Lewis, J. (2007). Learning While Earning: Student Employment and Learning Outcomes. (Unpublished doctoral dissertation). Northwestern University, Evanston, IL.
“Balancing work and academics in college: Why do students working 10 to 19 hours per week excel?” – L. Dundes & J. Marx
Given that 74% of undergraduates work an average of 25.5 hours per week while going to school, we know surprisingly little about how off-campus employment affects undergraduates and to what extent its impact varies by the number of hours worked. Our survey of undergraduates at a small liberal arts college found that the academic performance of students who worked off-campus was comparable to nonworkers. Notably, the academic performance (greater hours studied and higher grades) of students who worked 10-19 hours per week was superior to all other students, working and nonworking. We suggest that the increase in performance is due to an optimal work-college balance that establishes structure and discipline not achieved by working too few or too many hours. Yet students must balance the benefits of organization and efficiency with increased stress and reduced time for socializing (noted among student working 10 hours per week off-campus).
Dundes, L. & Marx, J. (2007). Balancing work and academics in college: Why do students working 10 to 19 hours per week excel? Journal of College Student Retention: Research, Theory & Practice, 8(1), 107-120 .

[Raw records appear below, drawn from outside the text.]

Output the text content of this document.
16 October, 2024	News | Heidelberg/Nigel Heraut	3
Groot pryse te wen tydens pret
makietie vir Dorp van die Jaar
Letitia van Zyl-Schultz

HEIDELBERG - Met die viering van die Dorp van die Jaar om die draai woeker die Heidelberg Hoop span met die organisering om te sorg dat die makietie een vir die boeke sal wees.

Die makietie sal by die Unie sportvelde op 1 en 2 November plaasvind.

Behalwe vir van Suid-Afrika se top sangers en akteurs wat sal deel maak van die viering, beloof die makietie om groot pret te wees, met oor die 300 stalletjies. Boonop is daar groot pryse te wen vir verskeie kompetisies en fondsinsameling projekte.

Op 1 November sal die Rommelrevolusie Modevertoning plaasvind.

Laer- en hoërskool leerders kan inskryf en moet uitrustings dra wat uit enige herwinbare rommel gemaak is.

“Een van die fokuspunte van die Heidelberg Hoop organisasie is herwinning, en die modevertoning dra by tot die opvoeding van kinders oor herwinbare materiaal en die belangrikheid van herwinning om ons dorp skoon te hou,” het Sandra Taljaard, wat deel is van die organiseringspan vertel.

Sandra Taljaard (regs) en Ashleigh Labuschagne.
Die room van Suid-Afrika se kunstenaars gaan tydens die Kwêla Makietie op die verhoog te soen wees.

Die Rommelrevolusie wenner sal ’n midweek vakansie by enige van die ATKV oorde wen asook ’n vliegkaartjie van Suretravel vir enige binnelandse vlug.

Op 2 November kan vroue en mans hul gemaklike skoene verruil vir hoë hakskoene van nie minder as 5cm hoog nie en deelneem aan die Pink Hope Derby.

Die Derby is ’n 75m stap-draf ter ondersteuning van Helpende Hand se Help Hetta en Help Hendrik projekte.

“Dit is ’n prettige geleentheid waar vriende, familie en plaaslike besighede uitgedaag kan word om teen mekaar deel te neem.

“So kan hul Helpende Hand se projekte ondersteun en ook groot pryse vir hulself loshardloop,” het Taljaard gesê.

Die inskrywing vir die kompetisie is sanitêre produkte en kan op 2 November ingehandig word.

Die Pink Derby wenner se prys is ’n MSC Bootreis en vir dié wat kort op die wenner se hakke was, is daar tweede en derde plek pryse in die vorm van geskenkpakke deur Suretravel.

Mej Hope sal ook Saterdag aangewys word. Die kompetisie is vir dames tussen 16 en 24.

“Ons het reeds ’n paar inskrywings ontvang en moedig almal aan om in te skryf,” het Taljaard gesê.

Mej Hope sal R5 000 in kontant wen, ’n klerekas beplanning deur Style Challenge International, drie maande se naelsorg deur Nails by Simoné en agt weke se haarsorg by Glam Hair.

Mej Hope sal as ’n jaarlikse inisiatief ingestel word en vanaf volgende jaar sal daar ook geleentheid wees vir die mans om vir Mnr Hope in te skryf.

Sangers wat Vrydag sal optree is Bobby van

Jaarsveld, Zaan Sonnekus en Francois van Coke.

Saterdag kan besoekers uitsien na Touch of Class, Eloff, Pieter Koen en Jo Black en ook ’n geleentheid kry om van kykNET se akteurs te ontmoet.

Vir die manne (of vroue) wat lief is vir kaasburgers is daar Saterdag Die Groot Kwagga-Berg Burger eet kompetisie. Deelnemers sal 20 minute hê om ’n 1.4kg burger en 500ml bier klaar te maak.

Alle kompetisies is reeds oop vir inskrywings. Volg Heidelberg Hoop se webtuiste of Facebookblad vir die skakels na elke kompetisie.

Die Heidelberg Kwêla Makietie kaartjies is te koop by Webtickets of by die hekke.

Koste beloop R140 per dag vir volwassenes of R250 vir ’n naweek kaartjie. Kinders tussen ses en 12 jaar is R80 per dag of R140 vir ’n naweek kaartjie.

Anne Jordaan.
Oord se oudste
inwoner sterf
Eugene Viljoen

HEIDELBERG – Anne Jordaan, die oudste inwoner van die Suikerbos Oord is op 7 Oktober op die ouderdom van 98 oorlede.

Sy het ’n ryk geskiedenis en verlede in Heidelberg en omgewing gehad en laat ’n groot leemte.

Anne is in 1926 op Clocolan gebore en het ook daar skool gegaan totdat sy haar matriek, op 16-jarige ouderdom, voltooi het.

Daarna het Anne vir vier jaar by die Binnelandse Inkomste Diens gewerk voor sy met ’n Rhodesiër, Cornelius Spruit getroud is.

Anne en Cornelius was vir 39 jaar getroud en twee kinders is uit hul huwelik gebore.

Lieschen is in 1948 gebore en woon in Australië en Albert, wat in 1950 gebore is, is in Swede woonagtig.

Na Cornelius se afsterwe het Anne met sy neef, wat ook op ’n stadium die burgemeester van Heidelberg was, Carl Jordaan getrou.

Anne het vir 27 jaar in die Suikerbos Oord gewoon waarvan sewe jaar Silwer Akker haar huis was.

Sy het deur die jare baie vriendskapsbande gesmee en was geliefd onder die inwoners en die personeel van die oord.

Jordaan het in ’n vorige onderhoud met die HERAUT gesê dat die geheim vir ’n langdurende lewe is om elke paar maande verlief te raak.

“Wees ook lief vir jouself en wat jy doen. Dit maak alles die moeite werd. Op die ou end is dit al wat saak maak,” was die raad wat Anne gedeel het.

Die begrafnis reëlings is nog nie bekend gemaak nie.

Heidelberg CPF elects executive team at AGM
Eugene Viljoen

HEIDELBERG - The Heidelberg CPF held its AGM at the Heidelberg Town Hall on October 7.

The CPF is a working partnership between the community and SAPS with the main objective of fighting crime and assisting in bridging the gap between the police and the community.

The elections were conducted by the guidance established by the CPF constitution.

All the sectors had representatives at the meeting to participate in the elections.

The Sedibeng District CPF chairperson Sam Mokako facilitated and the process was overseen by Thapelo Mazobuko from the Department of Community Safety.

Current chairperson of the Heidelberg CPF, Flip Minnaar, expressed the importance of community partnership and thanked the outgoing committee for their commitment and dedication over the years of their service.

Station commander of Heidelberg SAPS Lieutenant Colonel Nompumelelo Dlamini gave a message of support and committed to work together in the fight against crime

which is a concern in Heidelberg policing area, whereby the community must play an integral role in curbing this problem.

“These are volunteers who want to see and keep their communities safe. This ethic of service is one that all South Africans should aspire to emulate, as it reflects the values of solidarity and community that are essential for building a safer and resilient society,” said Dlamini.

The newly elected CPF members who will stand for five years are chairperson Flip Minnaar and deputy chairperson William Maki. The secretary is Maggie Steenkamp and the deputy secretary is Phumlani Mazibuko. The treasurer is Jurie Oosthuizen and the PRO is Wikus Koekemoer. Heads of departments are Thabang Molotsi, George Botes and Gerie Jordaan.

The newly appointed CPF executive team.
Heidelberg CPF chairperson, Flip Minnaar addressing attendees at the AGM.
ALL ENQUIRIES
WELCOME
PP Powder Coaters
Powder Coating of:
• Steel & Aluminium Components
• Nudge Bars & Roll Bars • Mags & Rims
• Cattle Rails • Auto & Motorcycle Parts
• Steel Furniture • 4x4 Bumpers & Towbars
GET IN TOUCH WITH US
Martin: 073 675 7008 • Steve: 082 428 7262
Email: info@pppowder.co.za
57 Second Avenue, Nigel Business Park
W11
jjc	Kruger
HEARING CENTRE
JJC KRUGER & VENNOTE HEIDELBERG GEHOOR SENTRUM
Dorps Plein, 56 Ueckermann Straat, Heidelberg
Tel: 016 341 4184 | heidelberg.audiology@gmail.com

“Earning While Learning: When and How Student Employment is Beneficial” – R. Geel & U. Backes-Gellner
In this publication, Geel and Backes-Gellner distinguish between student employees in positions not related to and related to their field of study. Results from the study show that students working in their field of study may experience positive short- and long-term labor market returns, including lower unemployment risk, shorter job-search duration, higher wage effects, and greater job responsibility.
Geel, R., & Backes-Gellner, U. (2012). Earning While Learning: When and How Student Employment is Beneficial. Labour, 26(3), 313-340.
“Learning and Earning: Working in College” – J. M. Orszag, P. R. Orszag & D. M. Whitmore
This article discusses how the number of hours worked during university enrollment impacts academic performance of college students, as measured through enrollment status and GPA. The number of hours worked per week is highly correlated with academic success. Working over 35 hours a week correlates with negative effects on performance, but part-time work may have positive effects on academics.
Orszag, J. M., Orszag, P.R., & Whitmore, D. M. (2001). Learning and Earning: Working in College.
“On-Campus Student Employment Creates Mutual Benefits for Students and Institutions” – Amy Haavik
Haavic investigates the changing face of university employment and the resultant implications for students and for university administration. Haavic uses comparisons from universities across the United States to develop suggestions to appropriately accommodate and enhance the impact of student employment, in order to strengthen the mutual benefit that university employment has on students and the institution itself.
Haavik, A. (2003). On-Campus Student Employment Creates Mutual Benefits for Students and Institutions.